The currency-hedged version becomes particularly attractive if the U.S. dollar gradually weakens as the Federal Reserve eventually begins its monetary easing cycle.

iShares MSCI Emerging Markets UCITS ETF (Dist)

A controlled slowdown in the U.S. economy combined with a potentially weaker dollar could gradually improve the outlook for emerging markets, particularly across Asia, where valuations remain compelling.

iShares € High Yield Corporate Bond UCITS ETF

With economic growth still positive and recession risk relatively limited, the high-yield segment may continue offering an attractive balance between return and risk. However, careful credit selection remains essential should economic conditions deteriorate further.

iShares STOXX Europe 600 Real Estate UCITS ETF (DE)

European real estate could begin benefiting from expectations of gradually stabilizing interest rates during the second phase of the cycle. Nevertheless, the sector remains highly sensitive to ECB policy decisions and should be approached gradually.

iShares European Property Yield UCITS ETF EUR (Acc)

Income-oriented European real estate may also become increasingly attractive if financing costs begin to decline over the coming quarters, supporting the repricing of high-dividend property assets.

Summary

The latest reading of the 4FT Invest MacroMetrics Model confirms that the global economy is not entering recession, but rather transitioning into a more balanced and less synchronized phase of expansion than in previous years.

For investors, the dominant theme of the second half of 2026 will not be anticipating an imminent recession, but identifying the sectors capable of continuing to generate value in an environment characterized by still-elevated interest rates, gradually moderating inflation, and moderate economic growth.

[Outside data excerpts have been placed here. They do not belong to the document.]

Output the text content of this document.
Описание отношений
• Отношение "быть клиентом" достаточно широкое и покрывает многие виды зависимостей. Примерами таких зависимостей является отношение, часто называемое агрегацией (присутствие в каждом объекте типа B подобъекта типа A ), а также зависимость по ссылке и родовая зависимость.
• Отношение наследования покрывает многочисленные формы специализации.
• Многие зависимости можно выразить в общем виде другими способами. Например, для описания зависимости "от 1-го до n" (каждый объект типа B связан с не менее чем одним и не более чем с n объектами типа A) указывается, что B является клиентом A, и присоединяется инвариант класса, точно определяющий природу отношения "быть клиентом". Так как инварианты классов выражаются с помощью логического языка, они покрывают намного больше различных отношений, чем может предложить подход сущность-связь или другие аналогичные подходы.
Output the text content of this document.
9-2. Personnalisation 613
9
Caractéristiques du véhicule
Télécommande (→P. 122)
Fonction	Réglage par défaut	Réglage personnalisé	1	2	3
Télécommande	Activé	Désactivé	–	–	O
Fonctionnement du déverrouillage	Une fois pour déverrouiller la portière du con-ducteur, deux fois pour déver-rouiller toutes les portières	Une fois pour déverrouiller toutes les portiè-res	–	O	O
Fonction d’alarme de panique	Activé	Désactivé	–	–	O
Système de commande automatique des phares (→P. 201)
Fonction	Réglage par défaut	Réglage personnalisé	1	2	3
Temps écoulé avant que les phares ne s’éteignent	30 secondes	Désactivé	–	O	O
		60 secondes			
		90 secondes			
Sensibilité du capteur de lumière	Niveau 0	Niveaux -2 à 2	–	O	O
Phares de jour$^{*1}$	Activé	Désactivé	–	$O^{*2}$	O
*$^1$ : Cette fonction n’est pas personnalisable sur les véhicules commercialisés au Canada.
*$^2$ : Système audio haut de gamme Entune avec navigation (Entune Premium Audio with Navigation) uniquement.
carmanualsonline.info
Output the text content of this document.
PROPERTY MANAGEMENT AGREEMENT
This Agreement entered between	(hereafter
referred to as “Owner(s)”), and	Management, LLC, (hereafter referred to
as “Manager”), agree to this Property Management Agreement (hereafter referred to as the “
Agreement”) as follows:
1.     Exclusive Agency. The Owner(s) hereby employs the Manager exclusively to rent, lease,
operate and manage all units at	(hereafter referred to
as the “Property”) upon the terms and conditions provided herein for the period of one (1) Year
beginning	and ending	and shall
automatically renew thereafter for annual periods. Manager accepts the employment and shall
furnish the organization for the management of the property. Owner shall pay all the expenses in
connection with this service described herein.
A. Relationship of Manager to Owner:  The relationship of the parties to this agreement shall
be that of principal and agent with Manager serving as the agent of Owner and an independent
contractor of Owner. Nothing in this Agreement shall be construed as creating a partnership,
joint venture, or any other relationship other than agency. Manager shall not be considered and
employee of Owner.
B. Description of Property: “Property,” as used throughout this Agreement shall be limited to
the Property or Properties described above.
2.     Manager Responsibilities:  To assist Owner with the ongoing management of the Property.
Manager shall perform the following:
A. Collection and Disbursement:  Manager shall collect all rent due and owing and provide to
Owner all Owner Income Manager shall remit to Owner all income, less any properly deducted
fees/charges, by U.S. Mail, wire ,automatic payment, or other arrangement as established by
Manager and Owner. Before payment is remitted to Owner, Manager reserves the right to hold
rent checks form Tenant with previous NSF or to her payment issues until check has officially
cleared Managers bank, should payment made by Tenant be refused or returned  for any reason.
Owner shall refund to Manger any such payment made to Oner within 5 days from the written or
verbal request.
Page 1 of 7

It is precisely during this stage of the economic cycle that a quantitative approach based on integrated macroeconomic analysis can provide a meaningful competitive advantage, allowing portfolio allocations to adapt proactively as economic and financial conditions continue to evolve.

Disclaimer: The information contained in this article is provided for informational and macroeconomic analysis purposes only. It does not constitute investment advice, a recommendation, or an offer to buy or sell any financial instrument. Past performance is not indicative of future results, and all investment decisions remain the sole responsibility of the investor.